Imagine the government tells you that you can travel as much as you want, but strictly rations the amount of gasoline you are permitted to use in your vehicle. You are technically allowed to go where you want, but your real ability to travel is limited because you need gasoline to go places efficiently. The same is true with both contribution and spending limits in political campaigns – candidates might be allowed to speak but they need to spend money in order to send direct mail, buy radio and TV advertisements, put up billboards, print campaign literature and so forth.
Whether you like it or not, money is speech.
The Supreme Court is considering arguments about whether the aggregate contribution limits to all candidates should be illegal or whether they should stay in place.
Last week, Ruth Bader Ginsburg made the following statement in the New York Times:
“By having these limits, you are promoting democratic participation,” Justice Ruth Bader Ginsburg said. “Then the little people will count some and you won’t have the super-affluent as the speakers that will control the elections.”
This is shameful. Ginsburg is making a policy argument here, not addressing any legal or constitutional issues. It is not Ginsburg’s job to decide policy and it is wholly inappropriate for her to be basing her legal rulings on her public policy preferences. If she wants to shape public policy, she should have sought elective office as a member of Congress or she should have ran for President. Deciding this case based on her views on policy rather than the law demonstrates Ginsburg is in open rebellion against the authority of the Constitution. She should be impeached.
One of the reasons for contribution limits to individual candidates is to prevent corruption. But because the contribution limits are so low, members of Congress must spend a great deal of time fundraising. This is compounded by the fact that they are elected every two years and races for Congress can be very expensive, especially if there are a couple of large media markets that serve the district. The 8th District in Indiana is served by Terre Haute, Indianapolis and Evansville, for example. As is so often the case, government creates more problems by “solving” another one.
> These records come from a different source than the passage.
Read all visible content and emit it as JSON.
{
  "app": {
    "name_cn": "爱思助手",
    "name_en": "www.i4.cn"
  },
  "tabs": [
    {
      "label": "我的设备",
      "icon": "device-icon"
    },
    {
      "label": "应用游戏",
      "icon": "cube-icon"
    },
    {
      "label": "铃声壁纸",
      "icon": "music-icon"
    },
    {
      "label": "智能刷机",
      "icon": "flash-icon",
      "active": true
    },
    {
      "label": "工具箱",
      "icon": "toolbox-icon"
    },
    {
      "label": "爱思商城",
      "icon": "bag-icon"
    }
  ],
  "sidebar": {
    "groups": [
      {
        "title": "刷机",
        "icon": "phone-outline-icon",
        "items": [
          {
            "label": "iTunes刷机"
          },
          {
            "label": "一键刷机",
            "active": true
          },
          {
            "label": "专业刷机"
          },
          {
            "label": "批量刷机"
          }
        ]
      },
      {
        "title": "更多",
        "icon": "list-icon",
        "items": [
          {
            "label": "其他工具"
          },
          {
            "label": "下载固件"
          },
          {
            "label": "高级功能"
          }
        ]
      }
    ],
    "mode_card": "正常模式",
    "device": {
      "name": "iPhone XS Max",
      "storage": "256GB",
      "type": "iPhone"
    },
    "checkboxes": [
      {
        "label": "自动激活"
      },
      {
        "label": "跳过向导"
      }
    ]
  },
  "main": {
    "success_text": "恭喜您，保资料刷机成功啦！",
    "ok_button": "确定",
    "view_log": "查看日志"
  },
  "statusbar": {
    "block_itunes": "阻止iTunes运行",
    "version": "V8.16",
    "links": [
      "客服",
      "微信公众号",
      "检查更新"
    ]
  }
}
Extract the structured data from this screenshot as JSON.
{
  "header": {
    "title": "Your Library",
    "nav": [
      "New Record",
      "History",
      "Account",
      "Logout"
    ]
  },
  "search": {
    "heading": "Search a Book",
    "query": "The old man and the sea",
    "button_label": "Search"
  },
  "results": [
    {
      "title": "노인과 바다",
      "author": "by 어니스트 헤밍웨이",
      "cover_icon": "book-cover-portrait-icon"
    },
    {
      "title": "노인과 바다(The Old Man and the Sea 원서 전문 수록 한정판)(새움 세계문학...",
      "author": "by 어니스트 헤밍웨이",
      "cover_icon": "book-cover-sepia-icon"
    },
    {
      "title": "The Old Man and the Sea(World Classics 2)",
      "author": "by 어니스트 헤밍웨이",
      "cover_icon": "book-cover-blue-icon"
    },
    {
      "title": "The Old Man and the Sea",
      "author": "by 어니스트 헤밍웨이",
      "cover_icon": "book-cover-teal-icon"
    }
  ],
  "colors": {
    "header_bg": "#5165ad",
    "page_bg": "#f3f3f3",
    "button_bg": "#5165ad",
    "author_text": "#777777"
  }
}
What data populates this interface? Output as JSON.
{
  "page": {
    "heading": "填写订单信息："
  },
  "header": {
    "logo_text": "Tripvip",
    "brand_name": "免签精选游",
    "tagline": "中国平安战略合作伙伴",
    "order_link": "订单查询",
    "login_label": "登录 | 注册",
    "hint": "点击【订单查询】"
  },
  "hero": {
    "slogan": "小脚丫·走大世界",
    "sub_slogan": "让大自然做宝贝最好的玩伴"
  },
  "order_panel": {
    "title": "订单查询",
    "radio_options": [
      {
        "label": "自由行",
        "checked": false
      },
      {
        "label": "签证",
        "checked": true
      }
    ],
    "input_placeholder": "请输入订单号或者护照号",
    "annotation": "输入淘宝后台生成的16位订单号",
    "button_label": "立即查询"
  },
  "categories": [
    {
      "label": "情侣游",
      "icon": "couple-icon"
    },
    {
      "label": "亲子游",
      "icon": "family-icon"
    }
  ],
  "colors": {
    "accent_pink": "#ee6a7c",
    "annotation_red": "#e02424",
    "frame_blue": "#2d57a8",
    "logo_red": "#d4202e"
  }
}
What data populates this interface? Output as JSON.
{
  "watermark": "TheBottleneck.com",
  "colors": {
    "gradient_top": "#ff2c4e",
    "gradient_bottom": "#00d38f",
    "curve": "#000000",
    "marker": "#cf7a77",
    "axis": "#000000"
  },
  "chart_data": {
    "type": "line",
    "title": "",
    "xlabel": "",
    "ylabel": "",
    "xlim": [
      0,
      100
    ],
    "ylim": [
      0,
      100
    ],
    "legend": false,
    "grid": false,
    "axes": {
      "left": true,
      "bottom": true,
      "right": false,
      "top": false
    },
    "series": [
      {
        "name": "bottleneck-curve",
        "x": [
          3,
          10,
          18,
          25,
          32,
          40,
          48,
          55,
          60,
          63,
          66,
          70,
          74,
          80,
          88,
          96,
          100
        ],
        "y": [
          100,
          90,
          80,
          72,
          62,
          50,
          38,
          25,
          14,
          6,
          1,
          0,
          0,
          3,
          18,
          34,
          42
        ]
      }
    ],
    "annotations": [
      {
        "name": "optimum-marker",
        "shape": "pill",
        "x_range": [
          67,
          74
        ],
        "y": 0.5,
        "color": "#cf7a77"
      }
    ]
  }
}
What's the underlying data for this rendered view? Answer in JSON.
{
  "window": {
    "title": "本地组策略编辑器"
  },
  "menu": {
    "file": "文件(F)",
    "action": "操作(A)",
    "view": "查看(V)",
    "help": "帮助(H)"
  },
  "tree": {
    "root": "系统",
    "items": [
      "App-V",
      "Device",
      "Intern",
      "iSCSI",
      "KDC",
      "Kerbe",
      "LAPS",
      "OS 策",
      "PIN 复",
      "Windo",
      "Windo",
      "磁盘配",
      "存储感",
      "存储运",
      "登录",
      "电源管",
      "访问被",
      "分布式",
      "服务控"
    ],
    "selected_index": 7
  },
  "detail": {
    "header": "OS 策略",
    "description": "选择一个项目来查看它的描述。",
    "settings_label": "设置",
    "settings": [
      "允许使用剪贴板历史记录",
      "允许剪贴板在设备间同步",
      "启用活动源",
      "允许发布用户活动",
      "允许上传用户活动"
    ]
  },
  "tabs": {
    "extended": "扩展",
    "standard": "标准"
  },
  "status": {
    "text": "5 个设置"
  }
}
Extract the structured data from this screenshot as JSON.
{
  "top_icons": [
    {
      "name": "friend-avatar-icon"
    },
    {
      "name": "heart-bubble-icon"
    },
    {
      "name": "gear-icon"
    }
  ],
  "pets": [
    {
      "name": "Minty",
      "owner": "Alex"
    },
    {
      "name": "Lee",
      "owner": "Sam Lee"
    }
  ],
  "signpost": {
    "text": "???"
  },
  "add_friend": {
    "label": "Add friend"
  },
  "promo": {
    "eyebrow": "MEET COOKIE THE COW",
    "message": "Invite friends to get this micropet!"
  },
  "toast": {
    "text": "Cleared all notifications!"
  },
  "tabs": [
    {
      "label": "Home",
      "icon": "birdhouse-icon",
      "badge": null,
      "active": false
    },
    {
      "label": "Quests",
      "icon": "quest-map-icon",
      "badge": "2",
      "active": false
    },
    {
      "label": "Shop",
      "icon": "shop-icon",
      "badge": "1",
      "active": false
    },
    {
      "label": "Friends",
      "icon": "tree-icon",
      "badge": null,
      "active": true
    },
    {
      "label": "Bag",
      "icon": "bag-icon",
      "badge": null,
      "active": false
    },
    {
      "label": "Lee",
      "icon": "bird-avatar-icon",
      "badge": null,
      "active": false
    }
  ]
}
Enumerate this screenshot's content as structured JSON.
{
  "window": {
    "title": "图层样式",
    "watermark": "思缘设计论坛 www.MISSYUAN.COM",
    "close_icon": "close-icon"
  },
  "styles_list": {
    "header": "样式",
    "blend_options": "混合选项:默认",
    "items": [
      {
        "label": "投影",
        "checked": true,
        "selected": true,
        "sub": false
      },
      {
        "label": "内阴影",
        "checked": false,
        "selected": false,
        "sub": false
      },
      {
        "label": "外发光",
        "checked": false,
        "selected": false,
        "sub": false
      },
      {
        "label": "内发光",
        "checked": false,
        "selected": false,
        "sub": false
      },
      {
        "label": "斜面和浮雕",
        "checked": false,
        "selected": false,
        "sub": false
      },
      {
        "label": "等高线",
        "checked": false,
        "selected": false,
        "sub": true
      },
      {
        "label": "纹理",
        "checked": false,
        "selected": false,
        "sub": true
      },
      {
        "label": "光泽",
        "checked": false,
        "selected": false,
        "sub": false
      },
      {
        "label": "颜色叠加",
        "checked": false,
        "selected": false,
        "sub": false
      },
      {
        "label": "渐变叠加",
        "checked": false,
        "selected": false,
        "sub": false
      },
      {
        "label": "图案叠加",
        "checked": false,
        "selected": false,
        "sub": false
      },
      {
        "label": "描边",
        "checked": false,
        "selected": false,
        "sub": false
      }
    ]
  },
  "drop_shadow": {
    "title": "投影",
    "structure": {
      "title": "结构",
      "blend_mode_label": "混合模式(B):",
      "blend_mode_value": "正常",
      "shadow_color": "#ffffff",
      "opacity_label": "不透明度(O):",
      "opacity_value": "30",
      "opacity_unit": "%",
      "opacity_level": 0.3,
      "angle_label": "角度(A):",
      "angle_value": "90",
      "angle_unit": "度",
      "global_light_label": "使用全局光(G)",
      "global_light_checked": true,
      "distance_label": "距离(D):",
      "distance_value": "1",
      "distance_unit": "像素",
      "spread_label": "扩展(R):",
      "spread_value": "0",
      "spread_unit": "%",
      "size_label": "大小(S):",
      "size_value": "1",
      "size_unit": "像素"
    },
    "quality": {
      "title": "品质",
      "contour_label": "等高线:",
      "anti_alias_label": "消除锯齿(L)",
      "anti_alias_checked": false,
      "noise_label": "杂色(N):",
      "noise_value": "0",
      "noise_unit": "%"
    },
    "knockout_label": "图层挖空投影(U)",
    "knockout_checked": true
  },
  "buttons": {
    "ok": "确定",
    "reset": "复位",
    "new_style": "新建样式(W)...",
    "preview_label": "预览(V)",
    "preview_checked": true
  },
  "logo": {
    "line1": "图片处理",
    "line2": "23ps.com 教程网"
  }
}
Even if the contribution limits were abolished, it would not “legalize corruption” as some claim. Pay-to-play is already illegal. The last 15 years has brought something to campaigns that was not there before – reporting of campaign contributions on the Internet via the FEC website. In the past, people had to count on newspapers to report who was donating money and how the candidates were spending it. Now any individual with a computer can look it up himself and immediately share it on Facebook.
The rationale for overall limits on contributions, however, is weaker. Spending money on multiple candidates in multiple races is much less likely to promote corruption than contribution limits to individual candidates. If the government is going to restrict our rights, it needs to provide a concrete explanation as to why the civil magistrate needs to step in and back up those claims with hard evidence.
The evidence is not there in this case and the overall contribution limits should be struck down.